La Commission européenne a ouvert une enquête sur Temu pour défaut de coopération lors d'une inspection surprise menée en décembre à son siège de Dublin. L'institution estime que l'entreprise a manqué à son obligation de fournir des informations et des documents essentiels, ce qui pourrait entraîner une amende pouvant atteindre 1 % de son chiffre d'affaires mondial, soit environ 530 millions d'euros. Par ailleurs, depuis le 1er juillet, les colis de moins de 150 € en provenance de pays hors Union européenne sont soumis à un droit de douane de 3 € par catégorie, et un droit supplémentaire de 2 € devrait être instauré cet automne. Cette mesure impacte directement le modèle de livraison directe depuis la Chine qui a alimenté la croissance de Temu en Europe.
Ce double contexte réglementaire contraint la plateforme à repenser sa stratégie logistique sur le continent . Temu a signé un accord avec DHL afin de garantir que, d'ici 2027, 80 % de ses produits seront distribués depuis des entrepôts locaux, une transition vers un modèle de distribution locale également adoptée par Shein. La pression tarifaire et l' enquête de l'UE visant Temu accélèrent une transition qui, si elle se concrétise, transformera radicalement le fonctionnement des géants asiatiques du e-commerce sur le marché européen.
L'enquête de Bruxelles et l'amende potentielle
La Commission européenne a adressé à Temu une communication d'objections détaillant des irrégularités présumées lors d'une inspection menée du 2 au 5 décembre dans les locaux de sa filiale irlandaise, WhaleCo Technology Limited. Selon Bruxelles, l'entreprise n'a pas répondu à plusieurs demandes d'informations de base, notamment concernant son organisation au sein de l'UE, ses systèmes informatiques et certains documents comptables. Si l'infraction est confirmée, l'amende pourrait atteindre 617 millions de dollars (environ 530 millions d'euros), sur la base des états financiers 2025 de sa société mère, PDD Holdings.
Temu, de son côté, rejette catégoriquement les accusations et affirme avoir pleinement coopéré lors de l'inspection.

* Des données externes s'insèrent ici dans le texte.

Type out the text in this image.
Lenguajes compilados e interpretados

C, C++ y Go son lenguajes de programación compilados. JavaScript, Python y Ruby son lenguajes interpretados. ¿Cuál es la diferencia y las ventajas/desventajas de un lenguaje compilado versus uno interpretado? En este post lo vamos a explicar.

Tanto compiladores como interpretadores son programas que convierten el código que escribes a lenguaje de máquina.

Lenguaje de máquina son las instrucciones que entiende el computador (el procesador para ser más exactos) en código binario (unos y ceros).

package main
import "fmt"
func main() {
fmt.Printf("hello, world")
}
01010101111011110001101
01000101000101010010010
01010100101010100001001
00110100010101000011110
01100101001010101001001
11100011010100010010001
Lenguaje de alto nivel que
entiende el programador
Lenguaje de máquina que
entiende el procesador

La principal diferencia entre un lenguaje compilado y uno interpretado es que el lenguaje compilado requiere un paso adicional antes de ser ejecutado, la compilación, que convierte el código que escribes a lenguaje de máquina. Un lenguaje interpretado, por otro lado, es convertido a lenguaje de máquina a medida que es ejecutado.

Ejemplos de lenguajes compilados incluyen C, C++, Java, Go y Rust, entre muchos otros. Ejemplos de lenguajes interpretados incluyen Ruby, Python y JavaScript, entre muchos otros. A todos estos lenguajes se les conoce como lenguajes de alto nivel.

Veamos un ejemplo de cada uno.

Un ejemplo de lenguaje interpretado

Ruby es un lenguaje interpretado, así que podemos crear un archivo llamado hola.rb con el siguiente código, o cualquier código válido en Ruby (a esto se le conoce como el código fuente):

Dans un communiqué, l'entreprise a déclaré qu'elle répondrait aux accusations et se dit confiante que Bruxelles reconsidérera ses conclusions préliminaires. Par ailleurs, elle nie avoir reçu des subventions étrangères qui faussent la concurrence sur le marché intérieur et soutient financer ses activités européennes grâce aux flux de trésorerie générés par son propre chiffre d'affaires. « Nous n'avons pas besoin de recourir à des subventions étrangères pour financer une activité concurrentielle », a-t-elle déclaré.
L'impact des nouveaux tarifs sur le modèle économique
L'instauration de droits de douane sur les colis de faible valeur a contraint Temu à accélérer son plan d'entreposage local . L'accord conclu avec DHL prévoit que, d'ici deux ans, 80 % des produits vendus en Europe seront distribués depuis des entrepôts situés au sein de l'Union européenne – un changement radical par rapport au modèle d'expédition internationale précédent de Temu . Shein suit une voie similaire, en recherchant des fournisseurs alternatifs sur le continent afin de réduire son exposition aux droits de douane à l'importation.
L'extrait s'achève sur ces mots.